1.)    How do you feel when others tell you “no way, that’s crazy talk, can’t happen” when they hear of your plan to start a business?

2.)    How passionate are you about this?  Are you willing to make it the center of your world?  And what are your goals in starting this business?

I didn’t try to listen to her answers, as to tell you the truth, I was too busy reflecting on my own thoughts and how I would have answered those questions standing in her shoes only a few years ago.  That being said, I think I would have answered the questions as follows had I been asked them then:

1.)  It’s terrifying, really.  There are those who just want to be nice and will say it will work without an understanding of the underlying business.  There are those who will test you, forcing you to reevaluate every piece of your thesis.  And then there are those who will just flat out say that it won’t work.  When others tell me I can’t do something, I generally try harder.  I push myself.  I get fired up inside, eager to prove them wrong.  But I do so with an understanding that I may indeed be crazy and that even the best intended plans sometimes go awry.  But I’d certainly prefer that some people tell me it won’t work than everyone tell me it will; that’s what pushes me to improve and reassess – to become further convinced of my own beliefs.
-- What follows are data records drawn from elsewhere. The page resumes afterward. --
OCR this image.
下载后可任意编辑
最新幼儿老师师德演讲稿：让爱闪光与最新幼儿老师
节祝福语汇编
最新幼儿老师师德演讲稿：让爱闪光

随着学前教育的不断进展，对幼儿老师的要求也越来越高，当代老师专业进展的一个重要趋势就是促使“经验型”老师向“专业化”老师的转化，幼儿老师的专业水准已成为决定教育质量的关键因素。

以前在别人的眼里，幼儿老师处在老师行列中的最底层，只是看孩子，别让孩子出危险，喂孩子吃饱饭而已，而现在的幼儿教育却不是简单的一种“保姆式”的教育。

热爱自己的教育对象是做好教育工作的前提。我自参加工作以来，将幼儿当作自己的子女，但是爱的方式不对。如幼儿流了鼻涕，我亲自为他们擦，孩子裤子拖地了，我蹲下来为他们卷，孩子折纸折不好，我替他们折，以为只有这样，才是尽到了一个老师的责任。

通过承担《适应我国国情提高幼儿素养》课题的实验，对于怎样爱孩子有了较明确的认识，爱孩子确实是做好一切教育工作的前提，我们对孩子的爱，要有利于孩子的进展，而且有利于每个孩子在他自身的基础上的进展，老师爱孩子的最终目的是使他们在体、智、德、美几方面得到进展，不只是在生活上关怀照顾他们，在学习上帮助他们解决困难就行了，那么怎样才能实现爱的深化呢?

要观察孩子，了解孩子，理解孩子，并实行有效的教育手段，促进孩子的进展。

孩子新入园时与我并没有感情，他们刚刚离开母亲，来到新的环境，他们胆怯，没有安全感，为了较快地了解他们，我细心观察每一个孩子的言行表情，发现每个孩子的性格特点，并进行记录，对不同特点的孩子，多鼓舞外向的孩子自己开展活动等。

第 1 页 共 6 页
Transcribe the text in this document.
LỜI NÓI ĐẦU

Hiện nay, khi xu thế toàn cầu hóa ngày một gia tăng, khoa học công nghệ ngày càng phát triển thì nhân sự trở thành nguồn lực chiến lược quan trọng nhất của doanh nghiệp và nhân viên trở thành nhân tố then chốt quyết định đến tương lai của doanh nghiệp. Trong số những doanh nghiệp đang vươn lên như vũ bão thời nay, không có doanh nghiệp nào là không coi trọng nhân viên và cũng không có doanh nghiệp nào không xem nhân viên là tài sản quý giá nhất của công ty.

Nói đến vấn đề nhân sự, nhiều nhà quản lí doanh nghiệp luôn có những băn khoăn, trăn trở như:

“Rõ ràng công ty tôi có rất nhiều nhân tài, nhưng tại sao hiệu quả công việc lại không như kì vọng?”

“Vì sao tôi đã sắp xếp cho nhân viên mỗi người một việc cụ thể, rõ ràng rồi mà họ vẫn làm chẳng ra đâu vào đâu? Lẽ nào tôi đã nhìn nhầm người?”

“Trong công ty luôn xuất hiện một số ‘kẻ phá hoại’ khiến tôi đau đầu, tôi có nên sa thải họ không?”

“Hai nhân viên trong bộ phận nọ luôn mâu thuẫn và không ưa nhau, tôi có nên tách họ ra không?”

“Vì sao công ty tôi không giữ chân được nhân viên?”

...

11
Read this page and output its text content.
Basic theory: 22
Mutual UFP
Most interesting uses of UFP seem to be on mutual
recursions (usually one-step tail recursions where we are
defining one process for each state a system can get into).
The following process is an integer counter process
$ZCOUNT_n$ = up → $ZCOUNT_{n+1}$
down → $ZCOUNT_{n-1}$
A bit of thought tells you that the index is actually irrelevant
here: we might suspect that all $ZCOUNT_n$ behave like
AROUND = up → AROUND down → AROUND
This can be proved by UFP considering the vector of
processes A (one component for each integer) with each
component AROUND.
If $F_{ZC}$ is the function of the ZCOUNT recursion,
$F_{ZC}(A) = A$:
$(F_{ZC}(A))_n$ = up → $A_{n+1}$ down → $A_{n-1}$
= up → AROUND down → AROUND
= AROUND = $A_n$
2.)  Extremely passionate.  20 hours of work per day just aren’t enough to contain the passion.  I’m willing to make it the center of my universe; not because I’m passionate about the industry, the desire to run my own business, or the potential for personal financial gain.  I think those options are all possible on my current career path.  But rather, I’m willing to make it my world because everything else at this point just seems trivial.  You see, in my current career, I don’t feel a commitment to a greater cause.  I don’t feel I have a chance to make the impact for others that I desire.  But with this vision, I see a path to achieve two very meaningful personal goals: to develop a strong connection with a community and to ease certain financial concerns of my family (by converting its investment group’s vacant building into something productive).  Once I start and put my present path aside, I’ll know of no other option; I’ll be at the point of no return.  I’m willing to take that risk at this point.  But I’d also be lying if I didn’t express that I’m terrified to death of risking it all.

As I mentioned in a prior post, entrepreneurship is challenging.  No matter the business or industry, it simply is not easy to start something from scratch; and it certainly is not easy to maintain a business either (and to get loved ones outside of the vision to understand is an equally trying undertaking as well).

In summary, I think the business adviser was right to ask these two specific questions.  While there may be some who are fortunate in that business acumen and success just come natural to them, for most of us it is a prolonged process that tests one’s character, one’s fortitude, and one’s deepest desires.  Maybe one day it will be a smooth path for me as it seems to be for those fortunate few.  Maybe.  But until then, I’ll continue to traverse the somewhat rocky terrain with my helmet on.  Thankfully, due to your incredible support of Scene75, I have yet to unbox my elbow pads.

As always, thanks for continuing to support the dream.